I am struggling to keep my main editing workhorse internet free so that I don't have to worry about antivirus and security updates. Now Adobe Premiere Elements (and probably more) also insist on having direct internet access in order to activate.
Laurence wrote on 11/14/2010, 1:24 PM
I am running it on 64bit Windows 7 with no problems.

As far as I can tell, they just give you an activation code that isn't dependent on your hardware so you should be able to register it from a second computer.
John_Cline wrote on 11/14/2010, 1:24 PM
I played with it a bit this morning and found that you can't set custom bitrates or image sizes. I was going to use it to convert videos for my DroidX phone which has a native 16x9 screen size of 854x480. Setting the image size is not an option in MediaEspresso nor is it an option in Badaboom. It is, however, an option in the Vegas AVC encoder.

As I suspected, MPEG2 encoding is not CUDA accelerated in MediaEspresso either and in fact, it failed on a simple SD MPEG2 encoding.

The search for a full-featured, CUDA-enabled, stand-alone h.264 encoder continues...
Laurence wrote on 11/14/2010, 4:44 PM
854x480 is a good size. I wish they both had it as well. That or 864x480 (854 rounded up to the next multiple of 16). Yeah, neither program is perfect. It still beats waiting four times as long for Vegas to render though.
Laurence wrote on 11/19/2010, 2:40 PM
You know, I am liking MediaEspresso more and more. I've tried a few more convertor programs, and so far, this is the only one that will handle formats like Cineform. Also, if you use Badaboom with interlaced source material, you lose resolution if you check the deinterlace box. MediaEspresso deinterlaces automatically and the deinterlaces look very sharp. From the looks of it they are using a decoming or smart-deinterlace algorithm that just looks wonderful. The encodes use both the CPU and GPU and are faster than Badaboom's GPU only transcode.
Guy S. wrote on 11/19/2010, 3:40 PM
I've been looking for an efficient way to transcode my Panny 720p AVCHD footage to something that plays more smoothly from the Vegas timeline. I evaluated ME 6 a couple of months ago but was unable to find a supported conversion format that performed any better then the GH1's native MTS files.

Were you transcoding to Cineform, or from Cineform to something else?

Guy



jabloomf1230 wrote on 11/19/2010, 5:07 PM
MainConcept has a CUDA-based h.264 encoder plug-in for Premiere Pro (as does Elemental, the author of Badaboom), but it also has a stand alone transcoder:

http://www.mainconcept.com/products/apps-plug-ins/transcoding/reference/cuda-h264avc.html

Unfortunately, it is terribly overpriced, which indicates that its probably being targetted at broadcast settings.

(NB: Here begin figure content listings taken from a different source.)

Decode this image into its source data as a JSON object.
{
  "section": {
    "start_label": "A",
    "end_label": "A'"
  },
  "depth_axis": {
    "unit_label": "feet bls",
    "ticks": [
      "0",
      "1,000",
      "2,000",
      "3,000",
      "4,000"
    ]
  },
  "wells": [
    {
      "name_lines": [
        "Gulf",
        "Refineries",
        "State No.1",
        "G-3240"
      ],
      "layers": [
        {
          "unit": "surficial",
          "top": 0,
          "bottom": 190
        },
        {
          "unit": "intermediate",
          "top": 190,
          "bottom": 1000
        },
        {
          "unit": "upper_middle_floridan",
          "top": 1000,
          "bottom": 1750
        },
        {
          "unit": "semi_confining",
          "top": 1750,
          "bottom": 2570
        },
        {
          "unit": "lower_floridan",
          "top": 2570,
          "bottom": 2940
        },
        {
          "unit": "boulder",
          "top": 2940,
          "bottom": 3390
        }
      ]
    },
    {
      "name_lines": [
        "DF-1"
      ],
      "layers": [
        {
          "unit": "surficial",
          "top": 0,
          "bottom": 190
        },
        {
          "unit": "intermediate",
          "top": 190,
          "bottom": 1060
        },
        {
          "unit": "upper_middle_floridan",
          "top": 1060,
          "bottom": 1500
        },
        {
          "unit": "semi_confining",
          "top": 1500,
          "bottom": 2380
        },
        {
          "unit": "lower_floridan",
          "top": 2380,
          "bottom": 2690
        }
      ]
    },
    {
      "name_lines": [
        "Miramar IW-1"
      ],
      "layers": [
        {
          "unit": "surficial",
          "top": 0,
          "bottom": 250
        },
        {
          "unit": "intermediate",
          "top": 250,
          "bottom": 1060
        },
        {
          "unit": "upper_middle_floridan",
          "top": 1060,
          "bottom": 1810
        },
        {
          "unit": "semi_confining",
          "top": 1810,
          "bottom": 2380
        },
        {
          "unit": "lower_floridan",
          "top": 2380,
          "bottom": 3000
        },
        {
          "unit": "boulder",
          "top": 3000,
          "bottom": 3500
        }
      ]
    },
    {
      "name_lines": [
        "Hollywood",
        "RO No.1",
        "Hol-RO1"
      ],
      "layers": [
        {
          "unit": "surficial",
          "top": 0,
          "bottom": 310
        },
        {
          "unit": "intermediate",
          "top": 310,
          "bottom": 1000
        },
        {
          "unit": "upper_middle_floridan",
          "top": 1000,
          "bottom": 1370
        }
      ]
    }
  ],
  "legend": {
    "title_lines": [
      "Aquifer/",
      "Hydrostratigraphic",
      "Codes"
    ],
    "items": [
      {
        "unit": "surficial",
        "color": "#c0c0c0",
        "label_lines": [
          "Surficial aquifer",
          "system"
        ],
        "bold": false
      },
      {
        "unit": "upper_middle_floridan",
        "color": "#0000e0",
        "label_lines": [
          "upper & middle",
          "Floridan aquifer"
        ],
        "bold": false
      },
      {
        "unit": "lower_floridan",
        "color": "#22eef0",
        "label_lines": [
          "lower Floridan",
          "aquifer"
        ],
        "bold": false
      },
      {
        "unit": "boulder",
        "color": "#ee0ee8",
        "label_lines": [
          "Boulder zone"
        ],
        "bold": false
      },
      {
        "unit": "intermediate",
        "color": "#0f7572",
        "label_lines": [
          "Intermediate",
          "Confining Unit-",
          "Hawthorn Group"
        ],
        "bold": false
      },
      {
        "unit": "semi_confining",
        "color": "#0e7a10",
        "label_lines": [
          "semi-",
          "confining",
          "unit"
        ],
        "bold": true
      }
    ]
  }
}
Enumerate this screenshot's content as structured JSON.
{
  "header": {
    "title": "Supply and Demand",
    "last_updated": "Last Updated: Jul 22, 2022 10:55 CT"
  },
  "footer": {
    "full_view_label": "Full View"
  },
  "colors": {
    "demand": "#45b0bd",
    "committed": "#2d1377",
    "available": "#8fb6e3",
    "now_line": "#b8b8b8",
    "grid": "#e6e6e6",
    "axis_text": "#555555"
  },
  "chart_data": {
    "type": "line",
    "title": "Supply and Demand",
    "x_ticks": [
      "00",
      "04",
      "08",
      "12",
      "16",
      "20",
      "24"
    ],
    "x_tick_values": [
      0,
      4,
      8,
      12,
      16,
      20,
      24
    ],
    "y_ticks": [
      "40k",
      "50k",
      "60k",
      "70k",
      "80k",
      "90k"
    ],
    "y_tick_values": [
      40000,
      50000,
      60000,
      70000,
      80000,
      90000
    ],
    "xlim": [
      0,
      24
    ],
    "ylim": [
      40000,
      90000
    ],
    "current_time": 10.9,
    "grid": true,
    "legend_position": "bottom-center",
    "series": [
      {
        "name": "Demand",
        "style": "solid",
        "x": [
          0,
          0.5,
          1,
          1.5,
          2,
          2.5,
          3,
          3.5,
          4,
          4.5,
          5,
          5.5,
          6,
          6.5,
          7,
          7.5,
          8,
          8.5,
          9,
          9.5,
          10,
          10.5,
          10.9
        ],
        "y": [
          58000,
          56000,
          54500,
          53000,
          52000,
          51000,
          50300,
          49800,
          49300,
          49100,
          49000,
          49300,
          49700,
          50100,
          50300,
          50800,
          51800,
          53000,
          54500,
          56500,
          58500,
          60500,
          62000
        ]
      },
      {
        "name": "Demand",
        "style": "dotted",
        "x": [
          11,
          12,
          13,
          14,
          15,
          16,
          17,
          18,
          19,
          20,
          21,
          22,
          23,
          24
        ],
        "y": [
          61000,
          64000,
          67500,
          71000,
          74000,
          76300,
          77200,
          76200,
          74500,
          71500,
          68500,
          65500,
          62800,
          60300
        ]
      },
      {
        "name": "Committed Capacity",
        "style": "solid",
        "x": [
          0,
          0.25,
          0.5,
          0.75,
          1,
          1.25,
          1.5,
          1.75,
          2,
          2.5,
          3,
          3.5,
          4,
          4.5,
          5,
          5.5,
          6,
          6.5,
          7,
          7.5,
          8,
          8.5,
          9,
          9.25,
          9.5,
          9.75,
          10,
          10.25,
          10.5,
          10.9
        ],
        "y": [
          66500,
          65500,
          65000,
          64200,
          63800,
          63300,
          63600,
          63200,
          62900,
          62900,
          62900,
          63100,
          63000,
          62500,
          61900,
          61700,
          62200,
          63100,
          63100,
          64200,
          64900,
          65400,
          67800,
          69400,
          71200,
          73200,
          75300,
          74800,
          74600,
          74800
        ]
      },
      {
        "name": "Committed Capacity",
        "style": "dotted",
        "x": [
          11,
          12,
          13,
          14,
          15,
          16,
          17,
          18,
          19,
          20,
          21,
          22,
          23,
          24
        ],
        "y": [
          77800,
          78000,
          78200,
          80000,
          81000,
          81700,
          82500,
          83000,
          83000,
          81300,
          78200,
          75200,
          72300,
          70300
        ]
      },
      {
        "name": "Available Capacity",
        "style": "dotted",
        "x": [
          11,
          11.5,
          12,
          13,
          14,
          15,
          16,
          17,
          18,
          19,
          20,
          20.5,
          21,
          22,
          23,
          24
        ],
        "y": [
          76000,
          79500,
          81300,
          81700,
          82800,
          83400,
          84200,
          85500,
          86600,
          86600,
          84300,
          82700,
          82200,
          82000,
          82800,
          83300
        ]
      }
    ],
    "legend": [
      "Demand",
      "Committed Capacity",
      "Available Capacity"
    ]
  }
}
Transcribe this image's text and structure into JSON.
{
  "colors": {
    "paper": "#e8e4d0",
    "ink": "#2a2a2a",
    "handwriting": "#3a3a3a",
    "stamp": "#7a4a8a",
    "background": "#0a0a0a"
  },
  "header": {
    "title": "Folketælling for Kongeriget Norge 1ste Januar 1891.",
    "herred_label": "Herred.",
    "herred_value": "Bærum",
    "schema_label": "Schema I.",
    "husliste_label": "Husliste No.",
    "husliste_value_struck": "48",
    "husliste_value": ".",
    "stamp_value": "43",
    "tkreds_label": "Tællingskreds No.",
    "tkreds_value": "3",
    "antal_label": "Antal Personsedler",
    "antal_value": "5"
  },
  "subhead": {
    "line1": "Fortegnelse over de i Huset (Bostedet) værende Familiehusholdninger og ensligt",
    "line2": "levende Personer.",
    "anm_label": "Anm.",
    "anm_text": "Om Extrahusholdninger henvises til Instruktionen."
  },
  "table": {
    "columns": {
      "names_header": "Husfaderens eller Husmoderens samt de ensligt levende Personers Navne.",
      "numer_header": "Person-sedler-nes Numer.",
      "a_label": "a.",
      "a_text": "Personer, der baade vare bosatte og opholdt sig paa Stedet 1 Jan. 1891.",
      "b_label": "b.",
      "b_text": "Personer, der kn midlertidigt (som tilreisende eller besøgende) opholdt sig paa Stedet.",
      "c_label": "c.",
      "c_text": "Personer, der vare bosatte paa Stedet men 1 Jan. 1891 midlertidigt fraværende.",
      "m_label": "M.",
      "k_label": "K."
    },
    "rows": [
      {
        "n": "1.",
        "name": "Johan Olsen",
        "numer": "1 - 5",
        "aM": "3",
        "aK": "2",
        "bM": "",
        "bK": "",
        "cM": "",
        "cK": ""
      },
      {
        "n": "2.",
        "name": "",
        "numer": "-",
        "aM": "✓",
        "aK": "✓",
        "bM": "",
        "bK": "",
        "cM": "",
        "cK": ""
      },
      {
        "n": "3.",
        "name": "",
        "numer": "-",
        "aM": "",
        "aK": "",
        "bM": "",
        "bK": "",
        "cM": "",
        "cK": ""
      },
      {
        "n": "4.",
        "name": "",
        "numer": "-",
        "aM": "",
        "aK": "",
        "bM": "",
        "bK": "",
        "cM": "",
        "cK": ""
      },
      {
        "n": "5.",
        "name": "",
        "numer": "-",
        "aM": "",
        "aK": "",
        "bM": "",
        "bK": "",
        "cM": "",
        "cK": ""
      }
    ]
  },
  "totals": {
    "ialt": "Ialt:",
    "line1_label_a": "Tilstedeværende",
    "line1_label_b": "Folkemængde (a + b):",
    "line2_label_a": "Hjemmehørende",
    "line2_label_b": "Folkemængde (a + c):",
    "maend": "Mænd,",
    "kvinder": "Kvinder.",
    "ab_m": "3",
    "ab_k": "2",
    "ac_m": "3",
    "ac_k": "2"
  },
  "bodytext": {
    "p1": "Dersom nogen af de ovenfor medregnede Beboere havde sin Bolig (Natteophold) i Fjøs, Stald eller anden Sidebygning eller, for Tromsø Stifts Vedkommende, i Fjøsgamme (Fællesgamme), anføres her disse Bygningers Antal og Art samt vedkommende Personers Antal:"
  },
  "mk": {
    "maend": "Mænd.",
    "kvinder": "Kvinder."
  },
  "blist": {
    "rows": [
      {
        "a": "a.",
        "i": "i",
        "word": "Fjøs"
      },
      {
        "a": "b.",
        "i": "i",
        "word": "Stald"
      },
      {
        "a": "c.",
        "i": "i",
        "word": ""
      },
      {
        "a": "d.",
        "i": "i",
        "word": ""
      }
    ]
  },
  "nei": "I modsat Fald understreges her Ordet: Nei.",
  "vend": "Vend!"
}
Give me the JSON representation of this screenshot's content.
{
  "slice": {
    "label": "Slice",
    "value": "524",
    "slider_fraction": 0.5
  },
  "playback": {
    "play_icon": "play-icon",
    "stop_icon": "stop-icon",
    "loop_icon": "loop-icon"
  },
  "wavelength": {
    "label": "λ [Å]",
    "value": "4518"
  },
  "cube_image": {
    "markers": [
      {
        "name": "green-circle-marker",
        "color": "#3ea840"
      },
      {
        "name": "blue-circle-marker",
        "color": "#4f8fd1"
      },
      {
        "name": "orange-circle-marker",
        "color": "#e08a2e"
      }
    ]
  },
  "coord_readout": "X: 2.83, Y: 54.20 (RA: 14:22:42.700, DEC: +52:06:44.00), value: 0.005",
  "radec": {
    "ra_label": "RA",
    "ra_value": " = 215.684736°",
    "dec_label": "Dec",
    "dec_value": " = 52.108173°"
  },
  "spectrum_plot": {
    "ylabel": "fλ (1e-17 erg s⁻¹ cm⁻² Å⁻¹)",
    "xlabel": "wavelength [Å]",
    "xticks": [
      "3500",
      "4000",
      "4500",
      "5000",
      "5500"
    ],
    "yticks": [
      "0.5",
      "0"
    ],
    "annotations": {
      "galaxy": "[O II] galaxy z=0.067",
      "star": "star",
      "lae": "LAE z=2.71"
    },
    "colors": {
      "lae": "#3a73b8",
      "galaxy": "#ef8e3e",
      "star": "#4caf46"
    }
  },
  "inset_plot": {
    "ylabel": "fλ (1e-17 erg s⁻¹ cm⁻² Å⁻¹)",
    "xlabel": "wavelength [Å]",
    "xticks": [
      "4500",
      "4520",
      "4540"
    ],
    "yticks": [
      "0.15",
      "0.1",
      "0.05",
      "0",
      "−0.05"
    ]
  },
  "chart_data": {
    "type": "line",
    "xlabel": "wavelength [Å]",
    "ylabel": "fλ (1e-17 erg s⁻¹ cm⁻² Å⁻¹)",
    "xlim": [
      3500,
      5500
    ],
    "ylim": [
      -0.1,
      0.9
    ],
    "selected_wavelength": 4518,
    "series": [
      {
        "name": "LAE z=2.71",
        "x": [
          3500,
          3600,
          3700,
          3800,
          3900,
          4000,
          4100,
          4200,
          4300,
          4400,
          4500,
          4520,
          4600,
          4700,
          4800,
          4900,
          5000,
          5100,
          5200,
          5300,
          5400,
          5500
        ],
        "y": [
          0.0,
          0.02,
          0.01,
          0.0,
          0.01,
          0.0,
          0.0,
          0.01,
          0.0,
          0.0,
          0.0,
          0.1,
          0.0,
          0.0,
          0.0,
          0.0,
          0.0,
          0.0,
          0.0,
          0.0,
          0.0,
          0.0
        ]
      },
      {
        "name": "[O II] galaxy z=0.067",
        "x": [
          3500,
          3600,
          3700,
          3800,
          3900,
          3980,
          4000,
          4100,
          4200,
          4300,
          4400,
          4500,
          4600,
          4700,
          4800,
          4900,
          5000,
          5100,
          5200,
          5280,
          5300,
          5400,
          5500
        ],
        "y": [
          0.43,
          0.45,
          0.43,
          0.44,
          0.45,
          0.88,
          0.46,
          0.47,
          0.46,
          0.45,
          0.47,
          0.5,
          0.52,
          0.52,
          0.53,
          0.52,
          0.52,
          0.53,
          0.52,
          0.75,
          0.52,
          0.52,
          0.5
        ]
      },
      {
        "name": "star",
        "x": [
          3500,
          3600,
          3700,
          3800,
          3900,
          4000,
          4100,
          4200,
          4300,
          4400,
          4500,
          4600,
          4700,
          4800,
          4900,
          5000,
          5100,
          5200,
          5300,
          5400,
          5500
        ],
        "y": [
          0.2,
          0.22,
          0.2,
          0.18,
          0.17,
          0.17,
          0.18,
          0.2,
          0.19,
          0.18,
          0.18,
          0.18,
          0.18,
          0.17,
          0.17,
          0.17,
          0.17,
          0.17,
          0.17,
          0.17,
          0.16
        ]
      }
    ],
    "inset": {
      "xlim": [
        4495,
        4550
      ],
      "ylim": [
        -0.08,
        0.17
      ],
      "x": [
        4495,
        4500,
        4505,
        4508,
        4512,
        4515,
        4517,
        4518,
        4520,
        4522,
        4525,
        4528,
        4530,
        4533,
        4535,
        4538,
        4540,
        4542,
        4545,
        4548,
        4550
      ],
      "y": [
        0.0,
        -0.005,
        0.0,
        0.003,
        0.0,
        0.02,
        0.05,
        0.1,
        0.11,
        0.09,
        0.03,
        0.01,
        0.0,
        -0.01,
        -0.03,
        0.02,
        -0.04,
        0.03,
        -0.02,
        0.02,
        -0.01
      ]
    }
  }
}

Laurence wrote on 11/19/2010, 7:35 PM
>I've been looking for an efficient way to transcode my Panny 720p AVCHD footage to something that plays more smoothly from the Vegas timeline. I evaluated ME 6 a couple of months ago but was unable to find a supported conversion format that performed any better then the GH1's native MTS files.

What you are looking for is an intermediate. You need something like Cineform Neo, DV Film Epic, AVCHD Upshift, or a Vegas script to batch convert AVCHD into something more timeline friendly like .mxf.

Programs like MediaEspresso and Badaboom have a different use: that is transcoding your final render into a more compact delivery format without a lengthly Vegas render.

I was converting from Cineform into h264, not the other way around.